Potential

As Bailey acclimates to his new home, and we fall ever more deeply in love with our new pet, I'm thinking a lot this week about the beginnings of things. 

Whatever I'm working on, at whatever the stage of the process, I'm always looking ahead to the next thing.  It's not proactivity, or project management, or anything else so noble:  It's good old fashioned Start-Itis.  String Lust.  Wanton neglect of the old in pursuit of the new.  I'm meant to be working a button band for the last thing, but all I can think about is the new blue hat, still in skein form.

We knitters all suffer from this need to move on, to some degree.  It's part of the whole Knitter Mystique.  I'm wondering if there isn't some way to harness the crazy energy of the infatuation stage of a project.  Then I could lay it aside for later, when the Doldrums hit.  Imagine going to the cupboard for a wee dram of New Project Excitement, just when the sea of stockinette, or the nasty heel turn from hell rob us of our knitting momentum...

There must be a way.  I'm sure it would involve some sort of suction, and probably a distillation process.  Then, of course the patenting would be a nightmare, but well worth the trouble...I'll leave those details to my people. 

When I get some people, that is.

For now, my only assistant is a sassy blonde, who would like his ears scratched, please, as soon as possible.

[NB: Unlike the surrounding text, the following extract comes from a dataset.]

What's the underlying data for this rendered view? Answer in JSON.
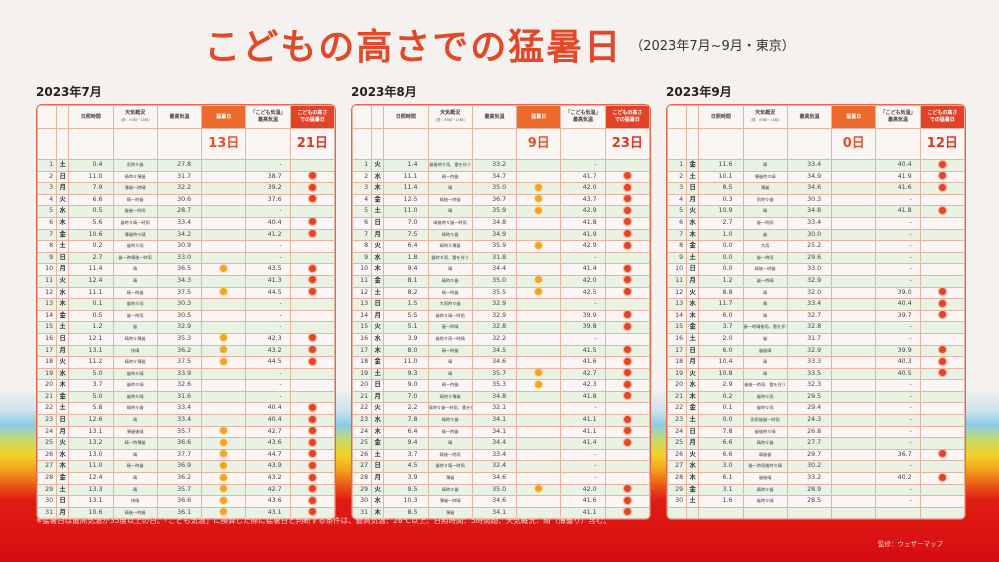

The excitement of the beginning is all about the clean slate, for me.  As long as the yarn is still in skeins, I've yet to make a single mistake.  The project is still completely perfect, as long as it's only in my head.  I can see how someone with this mindset would eventually find themselves with a house full of yarn, and not a single finished object to show for it.  Not that I would know personally, you understand - this is entirely speculation.  Perfectionist Much?

Fortunately for me (so far), my unbridled lust desire to play with the string always overcomes my need to preserve its unspoilt beauty.  Sooner or later I always cast on.  Binding off, of course, is another matter entirely.  And what goes on in between may or may not be made of magic.  I suppose that's the really driving force for me:  What makes one song a hit and another one elevator music?  We'll never know why some designs are loved and others tank.  And dreaming up the next one is where all the charm lay for me.

One thing is for certain:  My production schedule is really going to take off once these Scottish Terriers learn to knit.